Weekly paper roundup: dialog state tracking through function calling (2/19/24)

Paper spotlight

Large Language Models as Zero-shot Dialogue State Tracker through Function Calling

Authors: UC Santa Barbara, CMU, and Meta AI.


This paper introduces the idea of using LLM function calling to track key information and maintain memory in task-oriented chatbots. While demonstrating impressive new SOTA performance on a few benchmarks, the paper also suggests that LLMs will likely complement but not completely replace non-LLM techniques in the near term.


Open-ended chatbots such as ChatGPT can converse with users over a wide range of topics. However, in the vast majority of real world use cases, chatbots are deployed to serve specific goals, helping user accomplish specific tasks such as customer service and support, internal business operations, etc. Such chatbots are called task-oriented and have traditionally been developed with significant complexity and cost around intent understanding, dialog management, training data curation, and (non-LLM) models. It is interesting to ask if LLMs can help speed things up here, especially given the fact that task-oriented chatbots have traditionally been considered an easier problem compared to open-ended ones.

The answer suggested by this paper seems to be a No. A key challenge for task-oriented chatbots is keeping an accurate memory of information collected from the user over a multi-turn dialog. This is called the dialog state tracking (DST) problem. Forgetting or mixing up user inputs is typically unacceptable in practice; imagine a chatbot that books a flight to a wrong destination. The paper’s main idea is to use LLM function calling for single-turn DST, which is often referred to as slot filling in dialog research literature. Below is an example of function calling as slot filling (screenshot taken from the paper):

Experiments show that this approach achieves new SOTA performance on a number of DST benchmarks such as Attraction, Hotel, Restaurant, Taxi, and Train. But as pointed by the authors in the section on limitations, the new performance is still pretty far from the threshold required by real world uses. The main reported metric is Joint Goal Accuracy (JGA), and the new SOTA, achieved by GPT-4, is only 62.6%. The authors also note that the delexicalization is used in this study, adding a further caveat to practical considerations.

The authors promised to release code and models behind this work.

1 Like

We definitely run into this a lot with Ollie.ai.
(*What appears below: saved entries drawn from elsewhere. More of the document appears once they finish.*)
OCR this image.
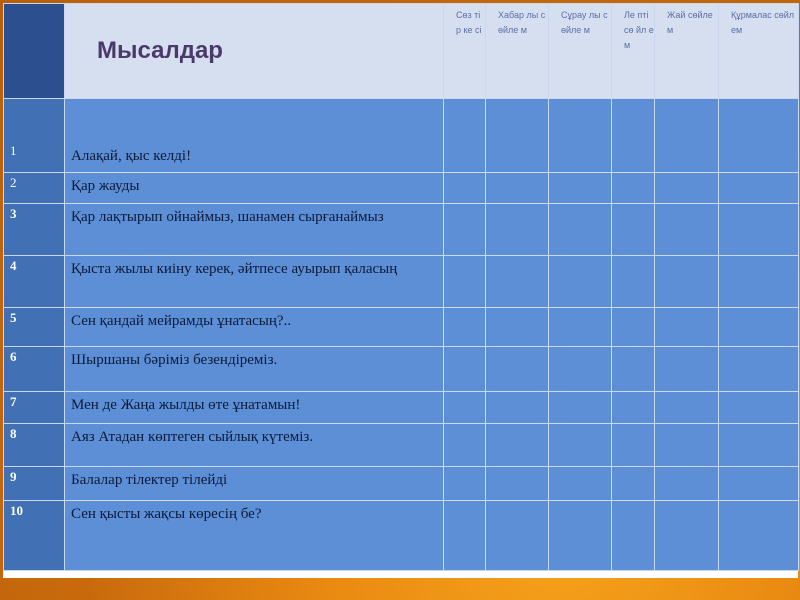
	Мысалдар	Сөз тір ке сі	Хабар лы сөйле м	Сұрау лы сөйле м	Ле пті сө йл ем	Жай сөйле м	Құрмалас сөйлем

1	Алақай, қыс келді!						

2	Қар жауды						

3	Қар лақтырып ойнаймыз, шанамен сырғанаймыз						

4	Қыста жылы киіну керек, әйтпесе ауырып қаласың						

5	Сен қандай мейрамды ұнатасың?..						

6	Шыршаны бәріміз безендіреміз.						

7	Мен де Жаңа жылды өте ұнатамын!						

8	Аяз Атадан көптеген сыйлық күтеміз.						

9	Балалар тілектер тілейді						

10	Сен қысты жақсы көресің бе?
I imagine this gets a lot better with GPT5 which is expected to have superior reasoning ability.

1 Like

Thanks for your interest in our paper. We have officially released the code at: GitHub - facebookresearch/FnCTOD: Official code for the publication "Large Language Models as Zero-shot Dialogue State Tracker through Function Calling" https//arxiv.org/abs/2402.10466. Feel free to explore and play with it.

Thank you @Zekun_Li for letting us know. Appreciate it.